External controls are already common in cancer clinical trials, and over the past two decades, there have been 45 U.S. FDA approvals with external control data in their benefit/risk assessment.1 In accepting the external control data, the FDA cited the rare nature of the disease being addressed, ethical concerns regarding use of placebo, seriousness of the condition and high unmet medical need.
In the case of Duchenne, several recent studies substantiate the validity of external controls as a reliable comparator in Duchenne trials.
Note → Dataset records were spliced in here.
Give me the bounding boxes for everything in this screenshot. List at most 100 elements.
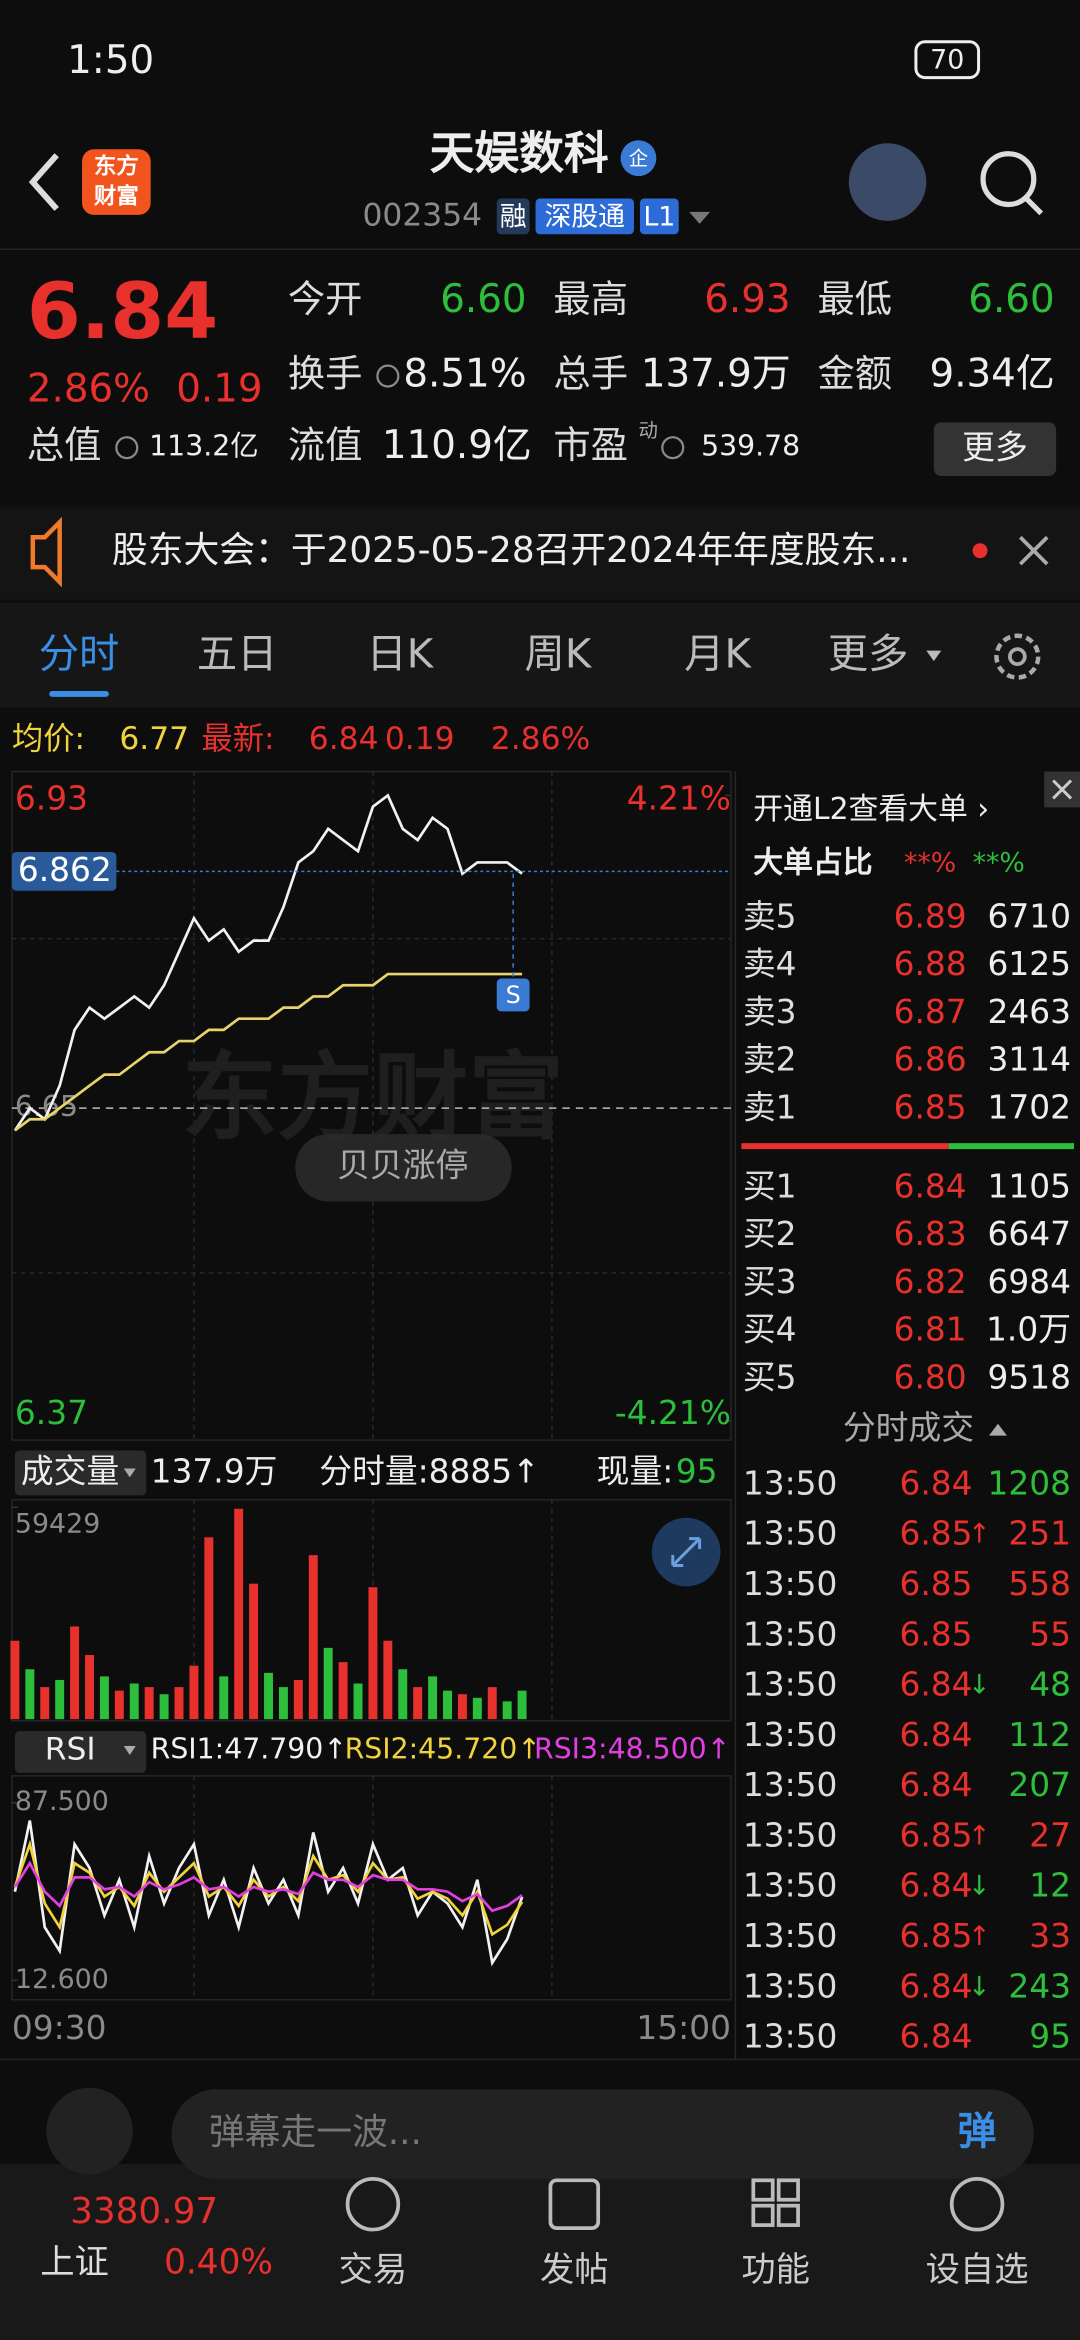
summary-last: 6.84: [309, 721, 379, 757]
book-level: 卖4: [743, 945, 797, 983]
volume-bar: [249, 1583, 259, 1720]
marker: S: [506, 981, 521, 1009]
y2-tick-label: 4.21%: [627, 779, 731, 817]
info-icon: [376, 364, 400, 388]
volume-bar: [234, 1508, 244, 1720]
field-label: 流值: [288, 423, 363, 467]
tab[interactable]: 日K: [366, 632, 434, 678]
tab[interactable]: 五日: [197, 632, 278, 678]
trade-time: 13:50: [743, 1666, 838, 1704]
book-volume: 3114: [988, 1041, 1071, 1079]
book-level: 买5: [743, 1358, 797, 1396]
close-button[interactable]: [1019, 535, 1049, 566]
volume-selector[interactable]: [14, 1450, 147, 1496]
rsi-panel: [11, 1775, 732, 2001]
x-tick-label: 15:00: [636, 2009, 731, 2047]
volume-bar: [293, 1679, 303, 1720]
last-price: 6.84: [27, 267, 218, 357]
trades-toggle: [989, 1423, 1007, 1436]
book-volume: 2463: [988, 993, 1071, 1031]
nav-item[interactable]: 发帖: [540, 2250, 609, 2290]
more-button[interactable]: [933, 422, 1057, 477]
volume-title: 成交量: [21, 1452, 119, 1490]
index-name: 上证: [40, 2242, 109, 2282]
trade-price: 6.84: [900, 1766, 973, 1804]
volume-dropdown: [123, 1468, 136, 1478]
tab[interactable]: 月K: [684, 632, 752, 678]
trade-price: 6.84: [900, 1464, 973, 1502]
index-change: 0.40%: [164, 2242, 273, 2282]
trade-volume: 48: [1029, 1666, 1071, 1704]
battery: [914, 40, 981, 80]
volume-bar: [144, 1687, 154, 1720]
field-value: 8.51%: [403, 352, 526, 397]
tag-bg: [496, 198, 530, 235]
rsi-title: RSI: [45, 1732, 96, 1768]
settings-center: [1008, 647, 1027, 666]
search-button[interactable]: [980, 151, 1037, 208]
field-label: 总值: [27, 423, 102, 467]
crosshair-box: [11, 851, 117, 891]
comment-input[interactable]: [171, 2089, 1034, 2179]
series-line: [13, 1839, 524, 1937]
book-volume: 6647: [988, 1215, 1071, 1253]
dropdown[interactable]: [689, 211, 711, 224]
book-price: 6.89: [894, 897, 967, 935]
danmu-button[interactable]: 弹: [958, 2110, 997, 2155]
battery-level: 70: [930, 45, 964, 76]
volume-bar: [55, 1679, 65, 1720]
nav-item[interactable]: 设自选: [926, 2250, 1029, 2290]
comment-settings[interactable]: [46, 2087, 133, 2175]
series-line: [14, 972, 523, 1132]
tag: L1: [643, 201, 675, 232]
limit-button[interactable]: [295, 1134, 512, 1202]
book-level: 买3: [743, 1263, 797, 1301]
notice-bar[interactable]: [0, 507, 1080, 600]
robot-avatar[interactable]: [848, 143, 927, 221]
book-level: 买4: [743, 1311, 797, 1349]
volume-bar: [413, 1687, 423, 1720]
book-price: 6.85: [894, 1088, 967, 1126]
book-volume: 1.0万: [986, 1311, 1071, 1349]
tag: 深股通: [544, 201, 625, 232]
volume-bar: [517, 1690, 527, 1720]
trade-volume: 251: [1008, 1515, 1071, 1553]
field-label: 市盈: [553, 423, 628, 467]
tag: 融: [500, 201, 527, 232]
summary-last-label: 最新:: [201, 721, 274, 757]
volume-bar: [457, 1694, 467, 1720]
nav-item[interactable]: 交易: [339, 2250, 408, 2290]
trade-volume: 207: [1008, 1766, 1071, 1804]
stock-name: 天娱数科: [430, 127, 609, 180]
y-tick-label: 6.93: [15, 779, 88, 817]
period-volume: 分时量:8885↑: [319, 1452, 539, 1490]
marker-box[interactable]: [496, 978, 530, 1012]
current-label: 现量:: [597, 1452, 674, 1490]
series-line: [13, 1820, 524, 1967]
tab[interactable]: 周K: [525, 632, 593, 678]
close-book-x: [1052, 779, 1073, 800]
nav-item[interactable]: 功能: [741, 2250, 810, 2290]
ratio-label: 大单占比: [753, 846, 872, 881]
trade-time: 13:50: [743, 1816, 838, 1854]
volume-bar: [129, 1683, 139, 1720]
field-label: 今开: [288, 277, 363, 321]
summary-avg: 6.77: [119, 721, 189, 757]
trade-time: 13:50: [743, 1766, 838, 1804]
book-volume: 6710: [988, 897, 1071, 935]
tab[interactable]: 更多: [828, 632, 909, 678]
trade-arrow: ↓: [968, 1670, 990, 1701]
tab[interactable]: 分时: [39, 632, 120, 678]
bottom-nav: [0, 2163, 1080, 2340]
change: 0.19: [176, 366, 262, 411]
legend-entry: RSI1:47.790↑: [151, 1733, 347, 1766]
volume-bar: [323, 1647, 333, 1720]
back-button[interactable]: [28, 153, 59, 211]
trade-time: 13:50: [743, 2018, 838, 2056]
ratio-sell: **%: [904, 848, 956, 879]
indicator-selector[interactable]: [14, 1731, 147, 1773]
trade-volume: 112: [1008, 1716, 1071, 1754]
book-level: 卖2: [743, 1041, 797, 1079]
field-label: 换手: [288, 352, 363, 396]
comment-placeholder: 弹幕走一波...: [209, 2112, 422, 2153]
For example, in 2021, the Collaborative Trajectory Analysis Project (cTAP), a global research coalition focused on Duchenne muscular dystrophy, shared results indicating that both real world data and natural history data are highly comparable to data from patients treated with placebo in multiple recent clinical trials.2
“Placebo trials will always be the foundation for clinical trials, but the research shows that there is a place for external controls in rare disease trials,” Singh said. “At Sarepta, our goal is to shorten the time from lab to patient, and we are committed to pursuing every scientifically sound opportunity to do that.”
1. Jahanshahi, M., Gregg, K., Davis, G. et al. The Use of External Controls in FDA Regulatory Decision Making. Ther Innov Regul Sci 55, 1019–1035 (2021).
2. Muntoni F, Signorovitch J, Sajeev G, Goemans N, Wong B, Tian C, Mercuri E, Done N, Wong H, Moss J, Yao Z, Ward SJ, Manzur A, Servais L, Niks EH, Straub V, de Groot IJ, McDonald C; North Star Clinical Network, PRO-DMD-01 Study, The Association Française contre les Myopathies (AFM), The DMD Italian Group, and The Collaborative Trajectory Analysis Project (cTAP). Real-world and natural history data for drug evaluation in Duchenne muscular dystrophy: suitability of the North Star Ambulatory Assessment for comparisons with external controls. Neuromuscul Disord. 2022 Apr;32(4):271-283.